This guide covers stem cuttings (the fastest and most reliable method), single-leaf propagation, all three rooting media, and the common mistakes that kill cuttings before they ever root.
Quick answer
Take a 5–8 cm (2–3 in) stem cutting with 3 to 5 pairs of leaves, strip the bottom pair, and place it in damp sphagnum moss, room-temperature water, or moist perlite/coir mix. Keep in bright indirect light at 20–24°C (68–75°F) with moderate to high humidity. Expect roots in 4 to 6 weeks. String of turtles is a slow grower — do not disturb the cutting before the 4-week mark.
About the plant
Peperomia prostrata — called string of turtles for the dark-veined, circular patterned leaves that resemble turtle shells — is a creeping, trailing member of the Piperaceae (pepper) family. It is native to tropical rainforests in South America where it grows as an epiphyte on forest-floor debris, meaning its roots prefer excellent aeration and never want to sit in standing water for long.
That epiphytic origin matters for propagation.

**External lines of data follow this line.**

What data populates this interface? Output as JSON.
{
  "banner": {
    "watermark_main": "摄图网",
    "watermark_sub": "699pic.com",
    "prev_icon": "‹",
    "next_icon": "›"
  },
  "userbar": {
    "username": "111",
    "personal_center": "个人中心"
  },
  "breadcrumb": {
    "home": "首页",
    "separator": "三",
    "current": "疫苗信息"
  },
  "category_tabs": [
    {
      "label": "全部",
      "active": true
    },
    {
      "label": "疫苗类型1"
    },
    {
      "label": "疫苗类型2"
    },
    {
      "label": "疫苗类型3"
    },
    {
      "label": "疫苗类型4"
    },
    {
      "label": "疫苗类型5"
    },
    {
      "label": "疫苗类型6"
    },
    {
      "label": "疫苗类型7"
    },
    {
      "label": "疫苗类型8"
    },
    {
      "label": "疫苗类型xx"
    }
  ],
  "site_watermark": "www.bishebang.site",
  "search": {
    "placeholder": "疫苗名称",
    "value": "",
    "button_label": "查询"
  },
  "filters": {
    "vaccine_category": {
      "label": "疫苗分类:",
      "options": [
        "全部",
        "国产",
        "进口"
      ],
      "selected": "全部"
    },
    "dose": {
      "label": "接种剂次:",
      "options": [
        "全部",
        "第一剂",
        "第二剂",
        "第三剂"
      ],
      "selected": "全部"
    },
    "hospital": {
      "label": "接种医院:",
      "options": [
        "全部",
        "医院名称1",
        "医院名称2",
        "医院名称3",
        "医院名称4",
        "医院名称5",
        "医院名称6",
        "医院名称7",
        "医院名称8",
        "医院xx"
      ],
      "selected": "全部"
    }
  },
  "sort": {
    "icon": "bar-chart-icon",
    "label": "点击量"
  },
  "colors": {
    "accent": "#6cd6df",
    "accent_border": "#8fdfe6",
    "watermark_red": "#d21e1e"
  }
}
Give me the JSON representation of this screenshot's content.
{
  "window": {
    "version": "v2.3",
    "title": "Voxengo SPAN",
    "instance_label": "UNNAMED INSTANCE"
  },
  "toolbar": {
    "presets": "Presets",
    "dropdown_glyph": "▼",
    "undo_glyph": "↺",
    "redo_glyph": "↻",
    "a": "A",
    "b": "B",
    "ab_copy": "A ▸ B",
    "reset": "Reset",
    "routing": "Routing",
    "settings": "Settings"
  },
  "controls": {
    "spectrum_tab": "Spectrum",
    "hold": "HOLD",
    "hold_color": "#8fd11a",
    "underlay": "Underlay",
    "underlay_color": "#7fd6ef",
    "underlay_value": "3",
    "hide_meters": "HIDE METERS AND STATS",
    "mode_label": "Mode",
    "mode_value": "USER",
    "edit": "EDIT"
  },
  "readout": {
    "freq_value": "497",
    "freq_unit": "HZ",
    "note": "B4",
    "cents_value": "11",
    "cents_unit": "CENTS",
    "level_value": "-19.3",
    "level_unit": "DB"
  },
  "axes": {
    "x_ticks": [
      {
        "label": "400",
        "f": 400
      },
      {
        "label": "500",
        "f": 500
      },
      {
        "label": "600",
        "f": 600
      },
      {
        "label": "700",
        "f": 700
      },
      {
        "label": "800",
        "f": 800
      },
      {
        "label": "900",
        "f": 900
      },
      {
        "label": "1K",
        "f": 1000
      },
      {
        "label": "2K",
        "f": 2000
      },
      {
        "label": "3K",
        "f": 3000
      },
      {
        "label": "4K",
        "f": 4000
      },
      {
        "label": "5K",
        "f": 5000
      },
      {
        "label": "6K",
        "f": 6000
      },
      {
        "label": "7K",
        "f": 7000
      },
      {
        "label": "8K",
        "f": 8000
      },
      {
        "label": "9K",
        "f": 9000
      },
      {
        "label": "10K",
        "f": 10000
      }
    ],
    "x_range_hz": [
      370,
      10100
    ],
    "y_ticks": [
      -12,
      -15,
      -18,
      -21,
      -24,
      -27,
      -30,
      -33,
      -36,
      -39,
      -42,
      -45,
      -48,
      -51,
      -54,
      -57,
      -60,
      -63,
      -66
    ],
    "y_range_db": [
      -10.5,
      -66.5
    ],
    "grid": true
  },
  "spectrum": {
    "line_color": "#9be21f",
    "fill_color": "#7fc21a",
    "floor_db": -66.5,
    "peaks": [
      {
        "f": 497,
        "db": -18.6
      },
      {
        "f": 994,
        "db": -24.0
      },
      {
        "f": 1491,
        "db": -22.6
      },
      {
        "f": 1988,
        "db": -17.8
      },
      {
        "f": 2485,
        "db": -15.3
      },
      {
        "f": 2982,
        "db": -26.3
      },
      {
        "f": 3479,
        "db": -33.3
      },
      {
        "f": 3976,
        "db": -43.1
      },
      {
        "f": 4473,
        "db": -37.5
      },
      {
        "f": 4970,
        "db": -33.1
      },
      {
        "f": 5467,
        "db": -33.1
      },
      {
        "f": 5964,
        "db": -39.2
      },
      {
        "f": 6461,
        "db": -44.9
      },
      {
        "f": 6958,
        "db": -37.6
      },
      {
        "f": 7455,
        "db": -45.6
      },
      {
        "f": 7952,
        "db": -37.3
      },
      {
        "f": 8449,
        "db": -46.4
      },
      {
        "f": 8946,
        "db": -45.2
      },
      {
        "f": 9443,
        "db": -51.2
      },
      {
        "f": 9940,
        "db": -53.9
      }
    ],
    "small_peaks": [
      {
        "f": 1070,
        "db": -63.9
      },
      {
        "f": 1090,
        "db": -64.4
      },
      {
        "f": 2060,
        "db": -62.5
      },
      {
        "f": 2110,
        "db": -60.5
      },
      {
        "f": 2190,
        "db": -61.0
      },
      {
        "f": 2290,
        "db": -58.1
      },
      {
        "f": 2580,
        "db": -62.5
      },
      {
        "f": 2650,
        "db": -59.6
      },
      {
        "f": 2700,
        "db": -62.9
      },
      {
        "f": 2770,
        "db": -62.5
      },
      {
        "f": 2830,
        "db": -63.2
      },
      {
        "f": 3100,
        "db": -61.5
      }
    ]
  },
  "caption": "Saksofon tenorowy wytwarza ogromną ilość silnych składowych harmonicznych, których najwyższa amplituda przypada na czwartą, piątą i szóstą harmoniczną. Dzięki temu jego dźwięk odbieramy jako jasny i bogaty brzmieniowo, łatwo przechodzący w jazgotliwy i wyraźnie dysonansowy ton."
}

The plant roots best when the medium is:
- Airy (not compacted)
- Moist (not wet or bone dry)
- Warm (20–24°C / 68–75°F consistently)
It is also a genuinely slow grower. Unlike pothos or spider plants, which can root in under two weeks, string of turtles follows its own unhurried schedule. Expecting faster results leads to the #1 mistake: pulling the cutting out to check, damaging the tiny emerging roots, and starting over.
Stem cutting method (recommended)
Stem cuttings with multiple leaves are the most reliable way to propagate string of turtles. A multi-leaf cutting has more stored energy (in its leaves) to sustain itself through the long 4 to 6 week rooting period than a single leaf does.
What you need
- One healthy, actively trailing string of turtles with strands at least 10–15 cm (4–6 in) long
- Clean, sharp scissors or micro-tip snips (sterilize with isopropyl alcohol)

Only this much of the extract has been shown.